Jack Feldman, PhD is the world leader in understanding how the brain controls breathing. In a landmark discovery, he identified a small region of the brain stem, which he named the preBötzinger Complex, as essential for generating breathing rhythm in fetal, neonatal and adult mammals. This breakthrough was made possible by Feldman’s development of unique experimental techniques and cell-type specific manipulations to pinpoint the region of the brain generating breathing rhythm. Feldman’s lab then identified a second breathing oscillator, which he named the retrotrapezoid nucleus. Together, his studies led to the now widely accepted two oscillator hypothesis, with the preBötzinger Complex driving inspiratory motor output and the retrotrapezoid nucleus driving expiratory motor output.

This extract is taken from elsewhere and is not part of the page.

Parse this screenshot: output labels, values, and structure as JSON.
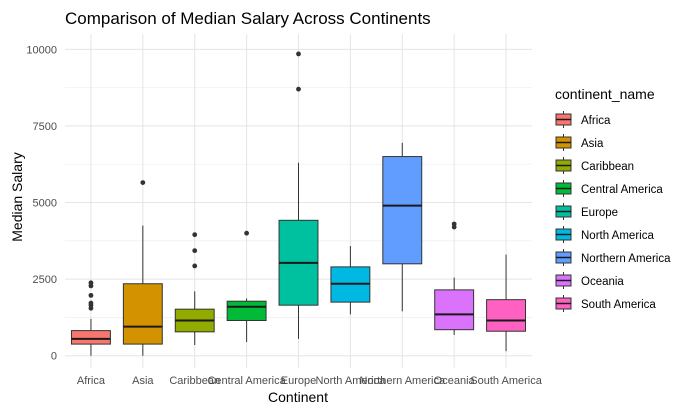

“Sighing appears to be regulated by the fewest number of neurons we have seen linked to a fundamental human behavior. One of the holy grails in neuroscience is figuring out how the brain controls behavior. Our finding gives us insights into mechanisms that may underlie much more complex behaviors."
- Dr. Jack Feldman
Subsequent studies using molecular approaches led to insights into how activity in the preBötzinger Complex modulates breathing behavior. This includes the discovery of the role of neuropeptides released from neurons in the retrotrapezoid nucleus and activating specific subsets of preBötzinger Complex neurons that regulate sighing, as well identifying a specific subset of preBötzinger Complex neurons that project to the higher brain centers where they promote breathing-related arousal. His current work focuses on understanding the mechanisms underlying the rhythm of breathing, how that rhythm gets transformed into the precisely regulated pattern of movement underlying ventilation, and most recently, how breathing affects other functions, such as emotion and cognitive function.